Photo of a sloped foundation.
The photographer, after taking this picture, turned to his right and took his next photo.
These are the remains of the house that disconnected from the uphill ledger and fell down the hill. Notice the line of trees just beyond the rubble and the debris past the trees.
This is the debris beyond the trees….the next door neighbor’s house. Notice that the floor diaphragm and roof are intact. All supporting structures are totally destroyed.
A typical hillside home with hillside hazards. Picture in your mind where the main floor level of this house is located and the downstairs walls that support it.
This illustration represents the main floor level for a typical downhill hillside home and the downstairs walls that support it. The vertical lines represent the studs of the downstairs walls sitting on the foundation that secure the house to the hillside. The studs and walls may be those of a living area below the main floor or they may be the studs and shear walls of the cripple wall that supports the main floor.
This illustration represents the main floor level for a typical downhill hillside home and the downstairs walls that support it. The vertical lines represent the studs of the downstairs walls sitting on the foundation that secures the house to the hillside. The studs and walls may be those of a living area below the main floor or they may be the studs and shear walls of the cripple wall that supports the main floor.
This drawing demonstrates the effect of cross-slope forces on a hillside home. The main floor remains secure at an uphill corner then rotates around that point, moving the house away from the hill. In reality, earthquake forces are generated in all directions; the combined effect is a circular motion familiar to people living in earthquake country.
Next we’ll look at factors the Southern California Task Force found contributed to hillside homes becoming detached from their foundation. Preventing these factors is the goal for retrofitting hillside homes. In this illustration, earthquake forces pull the floor joists off the mudsill. The joists move on the mudsill, pull out the nails holding them in place, slide off the mudsill, fall off the foundation and tumble down the hill.
Debris built up at the base of the house raises the soil level above the foundation level, resulting in moisture-related structural damage. Corrosion of nails and bolts, and rot damage to wood undermine the mudsill and the joist-to-mudsill connection. When earthquake forces pull on the joist, the connection is too weak to resist destruction.
In this situation the floor joist is nailed into a ledger support that is bolted to the foundation wall. If, due to deformation of the shear walls, displacement of the house is great enough, the joists pull free of their nailed connection and the main floor level falls from the ledger support.
Photo of ledger detachment.
Imagine if the ledger had detached completely; the house would not have survived the downhill plunge.

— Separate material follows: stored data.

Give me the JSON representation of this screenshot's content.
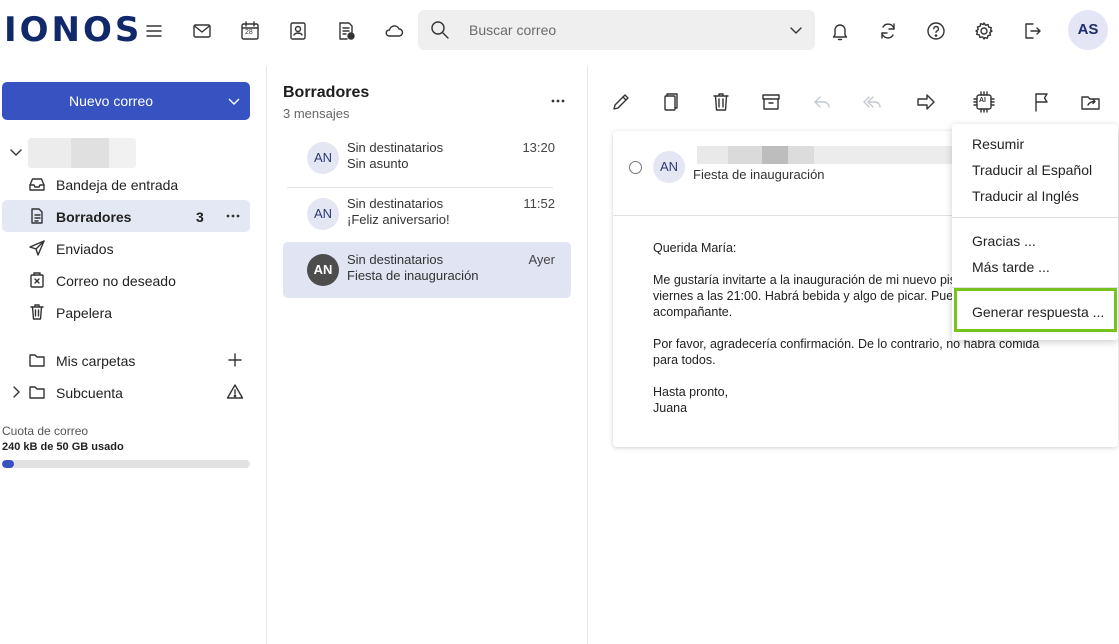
{
  "app": {
    "logo": "IONOS"
  },
  "topbar": {
    "icons": [
      "menu-icon",
      "mail-icon",
      "calendar-icon",
      "contacts-icon",
      "notes-icon",
      "cloud-icon"
    ],
    "calendar_day": "28",
    "search": {
      "placeholder": "Buscar correo"
    },
    "right_icons": [
      "bell-icon",
      "sync-icon",
      "help-icon",
      "gear-icon",
      "logout-icon"
    ],
    "avatar_initials": "AS"
  },
  "sidebar": {
    "compose_label": "Nuevo correo",
    "folders": [
      {
        "label": "Bandeja de entrada",
        "icon": "inbox-icon"
      },
      {
        "label": "Borradores",
        "icon": "drafts-icon",
        "count": "3",
        "active": true
      },
      {
        "label": "Enviados",
        "icon": "sent-icon"
      },
      {
        "label": "Correo no deseado",
        "icon": "spam-icon"
      },
      {
        "label": "Papelera",
        "icon": "trash-icon"
      }
    ],
    "my_folders_label": "Mis carpetas",
    "subaccount_label": "Subcuenta",
    "quota": {
      "label": "Cuota de correo",
      "value": "240 kB de 50 GB usado",
      "fraction": 0.05
    }
  },
  "message_list": {
    "title": "Borradores",
    "count_label": "3 mensajes",
    "messages": [
      {
        "initials": "AN",
        "from": "Sin destinatarios",
        "subject": "Sin asunto",
        "time": "13:20"
      },
      {
        "initials": "AN",
        "from": "Sin destinatarios",
        "subject": "¡Feliz aniversario!",
        "time": "11:52"
      },
      {
        "initials": "AN",
        "from": "Sin destinatarios",
        "subject": "Fiesta de inauguración",
        "time": "Ayer",
        "selected": true
      }
    ]
  },
  "toolbar": {
    "icons": [
      "edit-icon",
      "copy-icon",
      "delete-icon",
      "archive-icon",
      "reply-icon",
      "reply-all-icon",
      "forward-icon",
      "ai-icon",
      "flag-icon",
      "move-icon"
    ],
    "ai_label": "AI"
  },
  "reading_pane": {
    "initials": "AN",
    "subject": "Fiesta de inauguración",
    "body": [
      "Querida María:",
      "Me gustaría invitarte a la inauguración de mi nuevo pis",
      "viernes a las 21:00. Habrá bebida y algo de picar. Pued",
      "acompañante.",
      "Por favor, agradecería confirmación. De lo contrario, no habrá comida",
      "para todos.",
      "Hasta pronto,",
      "Juana"
    ]
  },
  "ai_menu": {
    "items": [
      "Resumir",
      "Traducir al Español",
      "Traducir al Inglés",
      "Gracias ...",
      "Más tarde ...",
      "Generar respuesta ..."
    ],
    "highlight_color": "#78c21e"
  }
}
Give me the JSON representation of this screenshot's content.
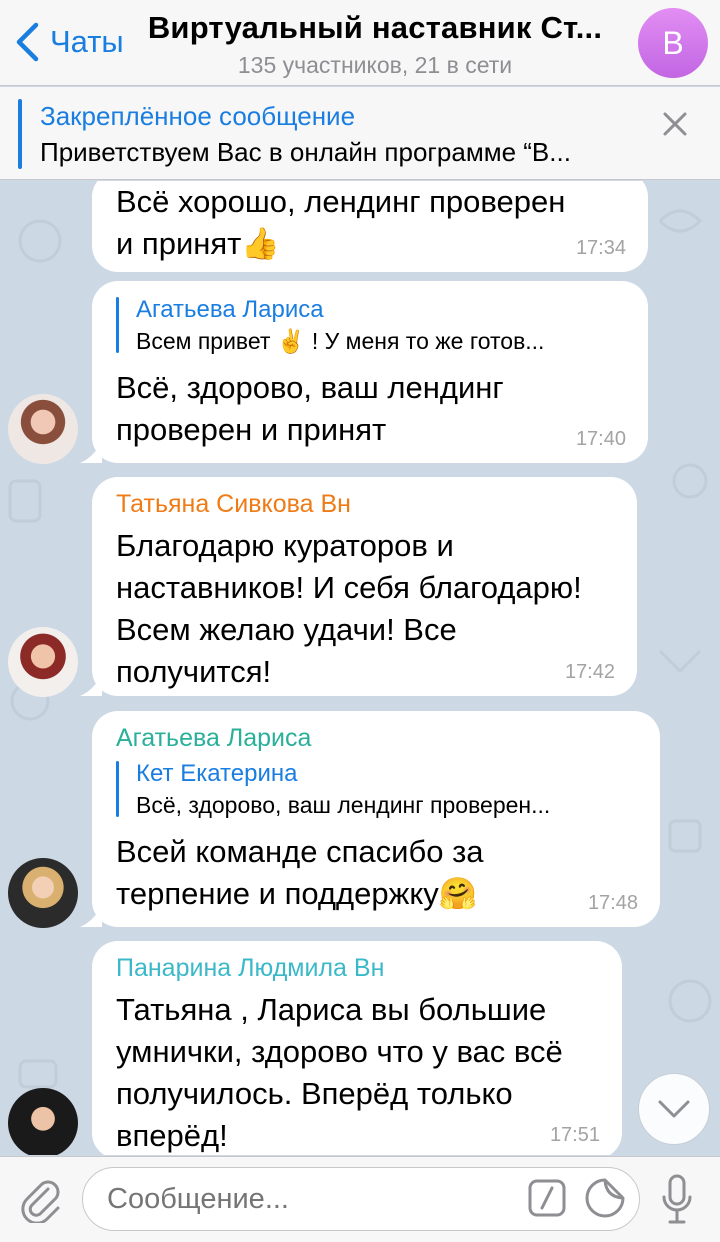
{
  "header": {
    "back_label": "Чаты",
    "title": "Виртуальный наставник Ст...",
    "subtitle": "135 участников, 21 в сети",
    "avatar_letter": "В",
    "avatar_color": "#d580ee"
  },
  "pinned": {
    "title": "Закреплённое сообщение",
    "text": "Приветствуем Вас в онлайн программе “В..."
  },
  "messages": [
    {
      "text": "Всё хорошо, лендинг проверен\nи принят",
      "emoji": "👍",
      "time": "17:34"
    },
    {
      "reply_name": "Агатьева Лариса",
      "reply_text": "Всем привет ✌️ ! У меня то же готов...",
      "text": "Всё, здорово, ваш лендинг\nпроверен и принят",
      "time": "17:40"
    },
    {
      "sender": "Татьяна Сивкова Вн",
      "sender_color": "#ef7b16",
      "text": "Благодарю кураторов и\nнаставников! И себя благодарю!\nВсем желаю удачи! Все\nполучится!",
      "time": "17:42"
    },
    {
      "sender": "Агатьева Лариса",
      "sender_color": "#2ab09a",
      "reply_name": "Кет Екатерина",
      "reply_text": "Всё, здорово, ваш лендинг проверен...",
      "text": "Всей команде спасибо за\nтерпение и поддержку",
      "emoji": "🤗",
      "time": "17:48"
    },
    {
      "sender": "Панарина Людмила Вн",
      "sender_color": "#3bb8c9",
      "text": "Татьяна , Лариса вы большие\nумнички, здорово что у вас всё\nполучилось. Вперёд только\nвперёд!",
      "time": "17:51"
    }
  ],
  "composer": {
    "placeholder": "Сообщение..."
  },
  "icons": {
    "back": "chevron-left-icon",
    "close": "close-icon",
    "attach": "paperclip-icon",
    "command": "slash-command-icon",
    "sticker": "sticker-icon",
    "mic": "microphone-icon",
    "scroll": "chevron-down-icon"
  },
  "colors": {
    "accent": "#1a7ee0",
    "wallpaper": "#ccd8e3"
  }
}
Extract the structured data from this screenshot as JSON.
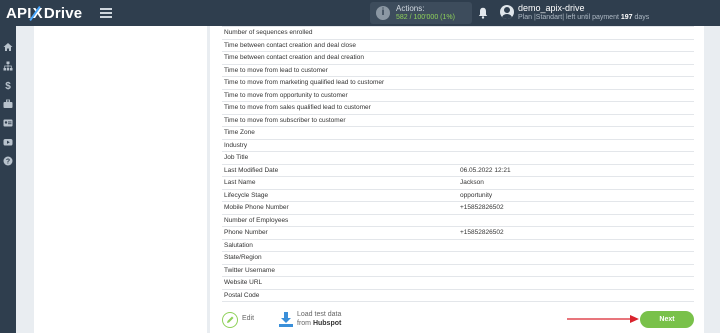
{
  "header": {
    "logo": {
      "part1": "API",
      "x": "X",
      "part2": "Drive"
    },
    "actions": {
      "label": "Actions:",
      "value": "582 / 100'000  (1%)"
    },
    "user": {
      "name": "demo_apix-drive",
      "plan_prefix": "Plan |Standart| left until payment ",
      "days": "197",
      "days_suffix": " days"
    }
  },
  "sidebar": {
    "icons": [
      "home-icon",
      "sitemap-icon",
      "dollar-icon",
      "briefcase-icon",
      "id-card-icon",
      "youtube-icon",
      "help-icon"
    ]
  },
  "fields": [
    {
      "name": "Number of sequences enrolled",
      "value": ""
    },
    {
      "name": "Time between contact creation and deal close",
      "value": ""
    },
    {
      "name": "Time between contact creation and deal creation",
      "value": ""
    },
    {
      "name": "Time to move from lead to customer",
      "value": ""
    },
    {
      "name": "Time to move from marketing qualified lead to customer",
      "value": ""
    },
    {
      "name": "Time to move from opportunity to customer",
      "value": ""
    },
    {
      "name": "Time to move from sales qualified lead to customer",
      "value": ""
    },
    {
      "name": "Time to move from subscriber to customer",
      "value": ""
    },
    {
      "name": "Time Zone",
      "value": ""
    },
    {
      "name": "Industry",
      "value": ""
    },
    {
      "name": "Job Title",
      "value": ""
    },
    {
      "name": "Last Modified Date",
      "value": "06.05.2022 12:21"
    },
    {
      "name": "Last Name",
      "value": "Jackson"
    },
    {
      "name": "Lifecycle Stage",
      "value": "opportunity"
    },
    {
      "name": "Mobile Phone Number",
      "value": "+15852826502"
    },
    {
      "name": "Number of Employees",
      "value": ""
    },
    {
      "name": "Phone Number",
      "value": "+15852826502"
    },
    {
      "name": "Salutation",
      "value": ""
    },
    {
      "name": "State/Region",
      "value": ""
    },
    {
      "name": "Twitter Username",
      "value": ""
    },
    {
      "name": "Website URL",
      "value": ""
    },
    {
      "name": "Postal Code",
      "value": ""
    }
  ],
  "controls": {
    "edit_label": "Edit",
    "load_line1": "Load test data",
    "load_prefix": "from ",
    "load_source": "Hubspot",
    "next_label": "Next"
  },
  "colors": {
    "topbar": "#2f3e4e",
    "accent_green": "#79c14a",
    "arrow_red": "#d9232d",
    "actions_green": "#8fd15a"
  }
}
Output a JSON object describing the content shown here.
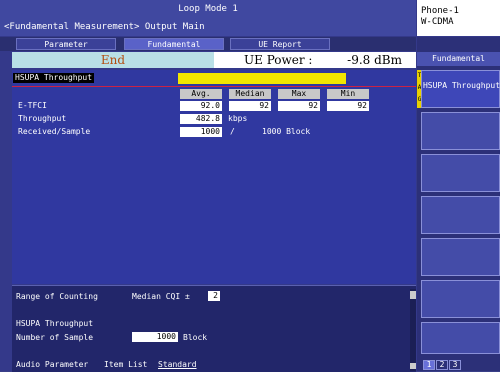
{
  "title": {
    "mode": "Loop Mode 1",
    "subtitle": "<Fundamental Measurement> Output Main"
  },
  "phone": {
    "line1": "Phone-1",
    "line2": "W-CDMA"
  },
  "tabs": [
    {
      "label": "Parameter",
      "active": false
    },
    {
      "label": "Fundamental",
      "active": true
    },
    {
      "label": "UE Report",
      "active": false
    }
  ],
  "status": {
    "end": "End",
    "ue_power_label": "UE Power :",
    "ue_power_value": "-9.8 dBm"
  },
  "main": {
    "section_title": "HSUPA Throughput",
    "columns": [
      "Avg.",
      "Median",
      "Max",
      "Min"
    ],
    "rows": [
      {
        "label": "E-TFCI",
        "avg": "92.0",
        "median": "92",
        "max": "92",
        "min": "92"
      },
      {
        "label": "Throughput",
        "avg": "482.8",
        "unit": "kbps"
      },
      {
        "label": "Received/Sample",
        "avg": "1000",
        "sep": "/",
        "total": "1000 Block"
      }
    ]
  },
  "bottom": {
    "range_label": "Range of Counting",
    "median_cqi_label": "Median CQI ±",
    "median_cqi_value": "2",
    "hsupa_label": "HSUPA Throughput",
    "samples_label": "Number of Sample",
    "samples_value": "1000",
    "samples_unit": "Block",
    "audio_label": "Audio Parameter",
    "item_list_label": "Item List",
    "item_list_value": "Standard"
  },
  "softkeys": {
    "header": "Fundamental",
    "side_letters": [
      "T",
      "A",
      "G"
    ],
    "keys": [
      "HSUPA Throughput",
      "",
      "",
      "",
      "",
      "",
      ""
    ],
    "pages": [
      "1",
      "2",
      "3"
    ]
  }
}
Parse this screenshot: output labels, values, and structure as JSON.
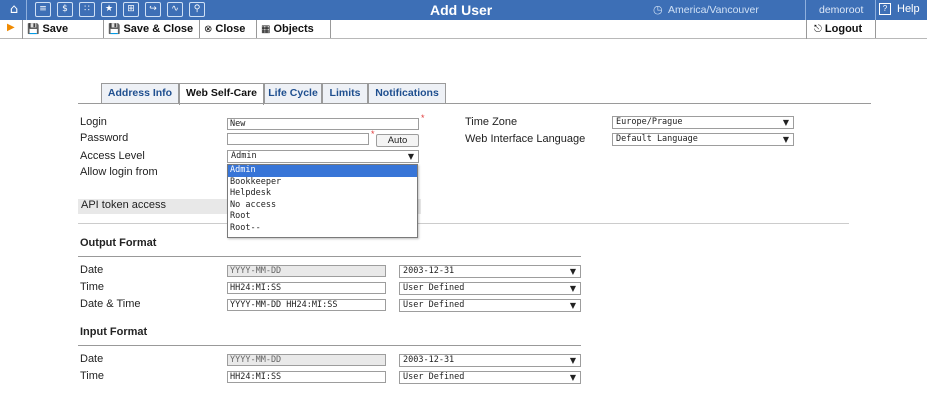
{
  "topbar": {
    "title": "Add User",
    "timezone": "America/Vancouver",
    "user": "demoroot",
    "help": "Help",
    "icons": [
      "home-icon",
      "list-icon",
      "dollar-icon",
      "grid-icon",
      "person-icon",
      "network-icon",
      "export-icon",
      "chart-icon",
      "search-icon"
    ]
  },
  "toolbar": {
    "save": "Save",
    "save_close": "Save & Close",
    "close": "Close",
    "objects": "Objects",
    "logout": "Logout"
  },
  "tabs": [
    "Address Info",
    "Web Self-Care",
    "Life Cycle",
    "Limits",
    "Notifications"
  ],
  "active_tab": "Web Self-Care",
  "form": {
    "login_label": "Login",
    "login_value": "New",
    "password_label": "Password",
    "password_value": "",
    "auto_label": "Auto",
    "access_label": "Access Level",
    "access_value": "Admin",
    "allow_label": "Allow login from",
    "api_label": "API token access",
    "timezone_label": "Time Zone",
    "timezone_value": "Europe/Prague",
    "language_label": "Web Interface Language",
    "language_value": "Default Language"
  },
  "access_options": [
    "Admin",
    "Bookkeeper",
    "Helpdesk",
    "No access",
    "Root",
    "Root--"
  ],
  "output_format": {
    "title": "Output Format",
    "date_label": "Date",
    "date_value": "YYYY-MM-DD",
    "date_select": "2003-12-31",
    "time_label": "Time",
    "time_value": "HH24:MI:SS",
    "time_select": "User Defined",
    "datetime_label": "Date & Time",
    "datetime_value": "YYYY-MM-DD HH24:MI:SS",
    "datetime_select": "User Defined"
  },
  "input_format": {
    "title": "Input Format",
    "date_label": "Date",
    "date_value": "YYYY-MM-DD",
    "date_select": "2003-12-31",
    "time_label": "Time",
    "time_value": "HH24:MI:SS",
    "time_select": "User Defined"
  },
  "colors": {
    "topbar": "#3d6fb6",
    "accent": "#1f4f8f",
    "selected_option": "#3875d7",
    "required": "#e03b3b"
  }
}
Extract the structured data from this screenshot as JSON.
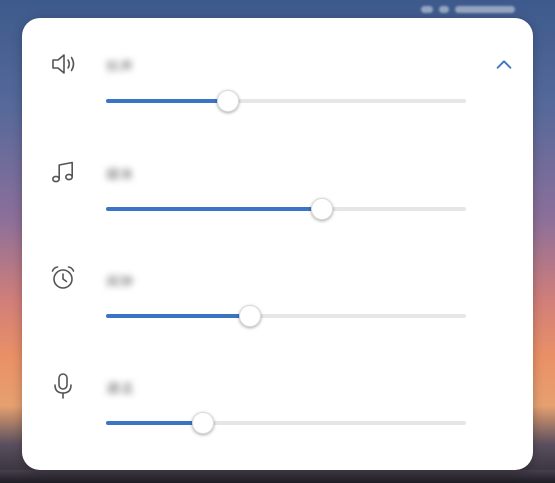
{
  "status_bar": {
    "icons": [
      "signal-icon",
      "battery-icon",
      "time-blurred"
    ]
  },
  "panel": {
    "collapse_icon": "chevron-up-icon",
    "accent_color": "#3b74c4",
    "rows": [
      {
        "icon": "speaker-icon",
        "label": "铃声",
        "level": 0.34
      },
      {
        "icon": "music-note-icon",
        "label": "媒体",
        "level": 0.6
      },
      {
        "icon": "alarm-clock-icon",
        "label": "闹钟",
        "level": 0.4
      },
      {
        "icon": "microphone-icon",
        "label": "通话",
        "level": 0.27
      }
    ]
  }
}
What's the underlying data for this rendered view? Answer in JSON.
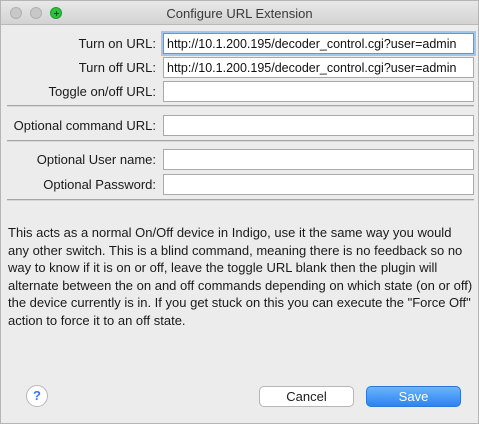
{
  "window": {
    "title": "Configure URL Extension"
  },
  "form": {
    "turn_on": {
      "label": "Turn on URL:",
      "value": "http://10.1.200.195/decoder_control.cgi?user=admin"
    },
    "turn_off": {
      "label": "Turn off URL:",
      "value": "http://10.1.200.195/decoder_control.cgi?user=admin"
    },
    "toggle": {
      "label": "Toggle on/off URL:",
      "value": ""
    },
    "command": {
      "label": "Optional command URL:",
      "value": ""
    },
    "username": {
      "label": "Optional User name:",
      "value": ""
    },
    "password": {
      "label": "Optional Password:",
      "value": ""
    }
  },
  "description": "This acts as a normal On/Off device in Indigo, use it the same way you would any other switch.  This is a blind command, meaning there is no feedback so no way to know if it is on or off, leave the toggle URL blank then the plugin will alternate between the on and off commands depending on which state (on or off) the device currently is in.  If you get stuck on this you can execute the \"Force Off\" action to force it to an off state.",
  "footer": {
    "help_label": "?",
    "cancel_label": "Cancel",
    "save_label": "Save"
  },
  "colors": {
    "accent": "#2b84f3",
    "focus_ring": "#9ec6ef"
  }
}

This photo shows where a concrete slab ripped away from its uphill attachment….possibly the house in the picture shown at the beginning of this presentation.
An angle iron secondary anchor. It is difficult to get a scale of the actual size of the anchors we will be showing. In this photograph, the metal is 4 inches wide by ¼ inch thick. This anchor is almost three feet tall.
Similar secondary anchor and foundation plates.
A photo of a primary anchor bolted built from the previous detail.
Another photo of a primary anchor. All of these components were welded in place on site.
Photo of the same primary anchor. You can see why each primary anchor must be engineered for each individual house.
This house failed when the hill below it gave way in the Northridge earthquake. Primary and secondary anchors do not help a house when the soil itself gives way under the house.